I used my super strong iPhone flashlight and looked for the snake. V got her mag light flashlight and also searched. We couldn’t find it. I am petrified of snakes so my skin was crawling but I definitely wanted to know where it was to avoid it. Katie said she had flung it as its fangs hung on to her foot. I called another coworker, Max, to come with a flashlight or torch and explained what hallened. He has a motorbike so it was easier for him to make the twelve minute bike up in the crazy downpour and lightning storm. In the meantime I tried to call our tour guide who Katie said has a car to go to hospital. Tour guide wasn’t available so I called the Thai equivalent to 911. Emergency ambulance services. 1669. They couldn’t seem to hear me or understand and hung up on me so I called a taxi. Max arrived as we were waiting and spotted the offending biter. It was a centipede, not a snake! It was big and thick and red and moving fast. I had been warned about them in Japan as well. They are next to impossible to kill and can cause death.
I got as close as I felt comfortable and snapped a few pictures. I cleaned the wound. L’s Dad is a doctor so she asked him for advise. Transportation came and Katie and I headed to the Takuapa hospital.

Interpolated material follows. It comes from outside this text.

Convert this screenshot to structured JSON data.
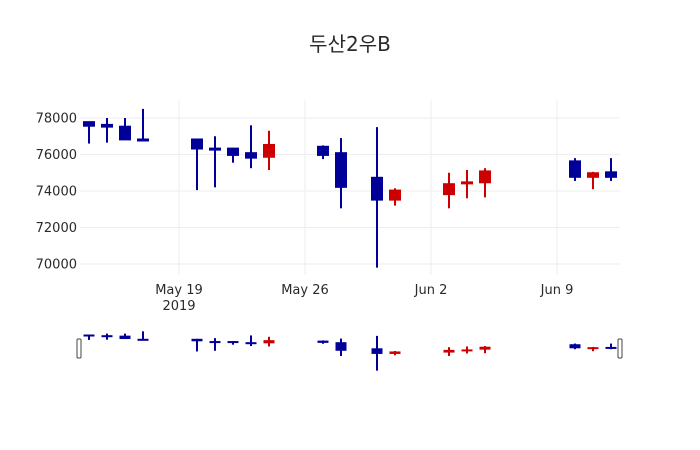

Once at the hospital, Katie was whisked away in a stretcher at the ER and I went to check her into admitting. Got all the paperwork out of the way and a lovely young Doctor examined Katie to say it was okay. It would be painful and there is a possibility of allergy but if no allergic reaction, she would be fine. She was given pain medication and cleared to go home. If she had an allergic reaction such a breathing trouble, a skin rash or the like, we were to come back. The allergic reaction could happen anywhere between six hours to three day later. But likely if she was in the clear after six hours, then the allergy was not present.
On our way back we got word that Max and another colleague Alex had killed the offending centipede. Alex on his first day had found a centipede in his shorts after sitting on the ground in the evening so he seemed to have a personal vendetta against the centipede.